Другими словами, воспроизводится замкнутый компенсаторный круг самообоснования изолированной филологической деятельности, в которой игра, самовыражение, самообъяснение, самоудовлетворение или самоутверждение происходят с помощью литературного материала. Поэтому здесь совершенно не важны такие аспекты исследовательской работы, как аргументы по поводу выбора средств объяснения, валидности объяснения, так как никто не требует их и не собирается выдвигать соответствующие претензии. Полемики ведь, говоря всерьез, нет, и откуда бы ей взяться, если с такой жесткостью действует кодекс групповых приличий, который никто не решится оспаривать? А потому можно использовать и психоанализ, и глубинную аналитическую (архетипическую) психологическую схематику объяснения в духе упрощенного Юнга, и теорию функциональных зон мозговых полушарий, и эвфонические детерминации и закономерности, и мистическо-символический параллелизм, и метафизические или каббалистические герметизмы, – короче говоря, любые иные схемы, лишь бы они давали возможности нахождения аналогий, которые являются в данном случае главным механизмом полагания смысла, имитирующим ход объяснения. Важно, чтобы имела место какая-то (все равно, как заданная) возможность вменения материалу свойств или признаков контекста, к которому затем можно было бы реферировать те или иные элементы текста – цитаты, тропы, символические радикалы и прочее. Примерами подобного толкования могут служить и работа Б. Гаспарова о мотивных структурах у Булгакова, и этюды А. Жолковского о матерных выражениях, и поиски «Пасхальной архетипичности» у И. Есаулова или «СРА» у М. Золотоносова. Степень способности конкретного филолога или виртуозности конкретной интерпретации для нас здесь совершенно не важны: в любом случае обоснованность и достоверность предложенных конструкций, усмотренных «в самом материале», не являются проблемой ни для авторов, ни для их референтных групп. Их задача стереть все специфические черты модерности исследуемого явления и поставить его в один ряд пастеризованных литературных консервов от Пушкина или Жуковского до Набокова и поп-арта.
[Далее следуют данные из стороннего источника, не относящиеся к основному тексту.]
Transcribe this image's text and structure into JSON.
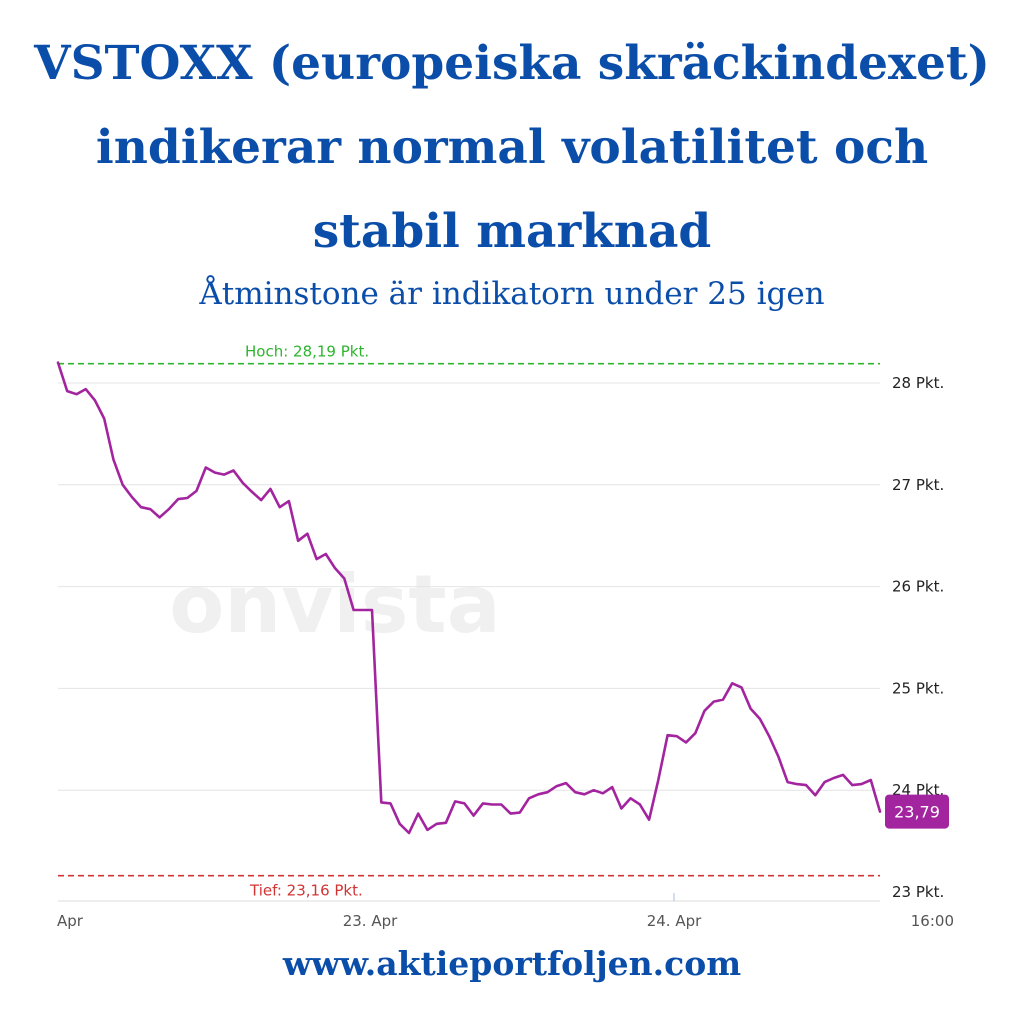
{
  "title": "VSTOXX (europeiska skräckindexet) indikerar normal volatilitet och stabil marknad",
  "subtitle": "Åtminstone är indikatorn under 25 igen",
  "footer": "www.aktieportfoljen.com",
  "watermark": "onvista",
  "colors": {
    "heading": "#0b4eaa",
    "line": "#a3249f",
    "high": "#2db52d",
    "low": "#d23434",
    "grid": "#e4e4e4",
    "badge": "#a3249f"
  },
  "chart_data": {
    "type": "line",
    "ylim": [
      23,
      28.19
    ],
    "y_ticks": [
      {
        "value": 28,
        "label": "28 Pkt."
      },
      {
        "value": 27,
        "label": "27 Pkt."
      },
      {
        "value": 26,
        "label": "26 Pkt."
      },
      {
        "value": 25,
        "label": "25 Pkt."
      },
      {
        "value": 24,
        "label": "24 Pkt."
      },
      {
        "value": 23,
        "label": "23 Pkt."
      }
    ],
    "x_ticks": [
      {
        "label": "Apr",
        "align": "left"
      },
      {
        "label": "23. Apr",
        "align": "middle"
      },
      {
        "label": "24. Apr",
        "align": "middle"
      },
      {
        "label": "16:00",
        "align": "end"
      }
    ],
    "high": {
      "value": 28.19,
      "label": "Hoch: 28,19 Pkt."
    },
    "low": {
      "value": 23.16,
      "label": "Tief: 23,16 Pkt."
    },
    "last_value_label": "23,79",
    "last_value": 23.79,
    "series": [
      {
        "values": [
          28.2,
          27.92,
          27.89,
          27.94,
          27.83,
          27.65,
          27.25,
          27.0,
          26.88,
          26.78,
          26.76,
          26.68,
          26.76,
          26.86,
          26.87,
          26.94,
          27.17,
          27.12,
          27.1,
          27.14,
          27.02,
          26.93,
          26.85,
          26.96,
          26.78,
          26.84,
          26.45,
          26.52,
          26.27,
          26.32,
          26.18,
          26.08,
          25.77,
          25.77,
          25.77,
          23.88,
          23.87,
          23.67,
          23.58,
          23.77,
          23.61,
          23.67,
          23.68,
          23.89,
          23.87,
          23.75,
          23.87,
          23.86,
          23.86,
          23.77,
          23.78,
          23.92,
          23.96,
          23.98,
          24.04,
          24.07,
          23.98,
          23.96,
          24.0,
          23.97,
          24.03,
          23.82,
          23.92,
          23.86,
          23.71,
          24.1,
          24.54,
          24.53,
          24.47,
          24.56,
          24.78,
          24.87,
          24.89,
          25.05,
          25.01,
          24.8,
          24.7,
          24.53,
          24.33,
          24.08,
          24.06,
          24.05,
          23.95,
          24.08,
          24.12,
          24.15,
          24.05,
          24.06,
          24.1,
          23.79
        ]
      }
    ]
  }
}
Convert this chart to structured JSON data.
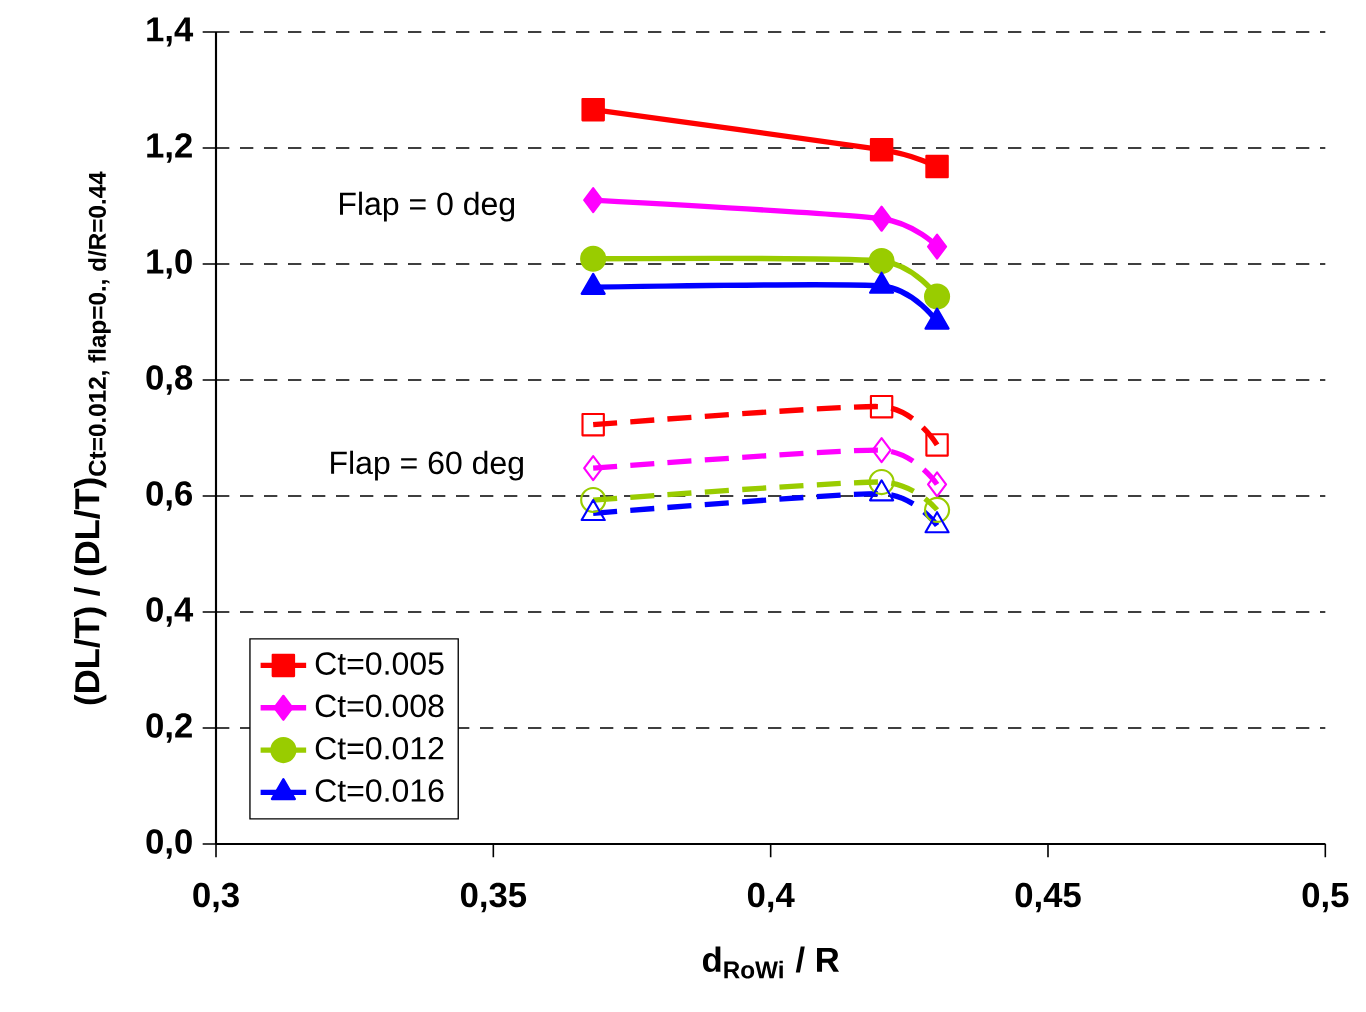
{
  "chart_data": {
    "type": "line",
    "xlabel": "d$_{RoWi}$ / R",
    "ylabel": "(DL/T) /  (DL/T)$_{Ct=0.012, flap=0., d/R=0.44}$",
    "x": [
      0.368,
      0.42,
      0.43
    ],
    "series": [
      {
        "name": "Ct=0.005",
        "color": "#ff0000",
        "marker": "square",
        "line_style": "solid",
        "values": [
          1.266,
          1.197,
          1.168
        ]
      },
      {
        "name": "Ct=0.008",
        "color": "#ff00ff",
        "marker": "diamond",
        "line_style": "solid",
        "values": [
          1.11,
          1.078,
          1.03
        ]
      },
      {
        "name": "Ct=0.012",
        "color": "#99cc00",
        "marker": "circle",
        "line_style": "solid",
        "values": [
          1.009,
          1.005,
          0.944
        ]
      },
      {
        "name": "Ct=0.016",
        "color": "#0000ff",
        "marker": "triangle",
        "line_style": "solid",
        "values": [
          0.96,
          0.962,
          0.9
        ]
      },
      {
        "color": "#ff0000",
        "marker": "square",
        "line_style": "dashed",
        "values": [
          0.723,
          0.754,
          0.688
        ]
      },
      {
        "color": "#ff00ff",
        "marker": "diamond",
        "line_style": "dashed",
        "values": [
          0.648,
          0.679,
          0.62
        ]
      },
      {
        "color": "#99cc00",
        "marker": "circle",
        "line_style": "dashed",
        "values": [
          0.593,
          0.624,
          0.576
        ]
      },
      {
        "color": "#0000ff",
        "marker": "triangle",
        "line_style": "dashed",
        "values": [
          0.57,
          0.604,
          0.549
        ]
      }
    ],
    "xlim": [
      0.3,
      0.5
    ],
    "xticks": [
      {
        "value": 0.3,
        "label": "0,3"
      },
      {
        "value": 0.35,
        "label": "0,35"
      },
      {
        "value": 0.4,
        "label": "0,4"
      },
      {
        "value": 0.45,
        "label": "0,45"
      },
      {
        "value": 0.5,
        "label": "0,5"
      }
    ],
    "ylim": [
      0,
      1.4
    ],
    "yticks": [
      {
        "value": 0,
        "label": "0,0"
      },
      {
        "value": 0.2,
        "label": "0,2"
      },
      {
        "value": 0.4,
        "label": "0,4"
      },
      {
        "value": 0.6,
        "label": "0,6"
      },
      {
        "value": 0.8,
        "label": "0,8"
      },
      {
        "value": 1.0,
        "label": "1,0"
      },
      {
        "value": 1.2,
        "label": "1,2"
      },
      {
        "value": 1.4,
        "label": "1,4"
      }
    ],
    "grid": "y",
    "legend": "bottom left",
    "annotations": [
      "Flap =  0 deg",
      "Flap = 60 deg"
    ]
  }
}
Чтобы разобраться, почему у российского литературоведения исчез какой бы то ни был интерес к «современности», к «актуальности», необходимо проанализировать и пояснить, что означает понятие «современность», раскрыть саму его логическую структуру. Такие понятия, такие смысловые структуры представляют для социолога культуры особый интерес.
Понятие «современность», как уже говорилось ранее, не тождественно понятию «настоящее» и, вопреки очевидности, не имеет никакого отношения к структуре линейного времени. (Это показали опоязовцы, разделив современников и сверстников, синхронистов.) Правильнее было бы сказать, что данное понятие имеет отношение к моменту «настоящего», к «точке сознания присутствия», которое, в свою очередь, является специфическим социальным действием со сложной и возвратной структурой: рефлексивным самоопределением действующего в специфической проблемной ситуации. На это, собственно, и указывает исходный смысл эпитета «актуальное».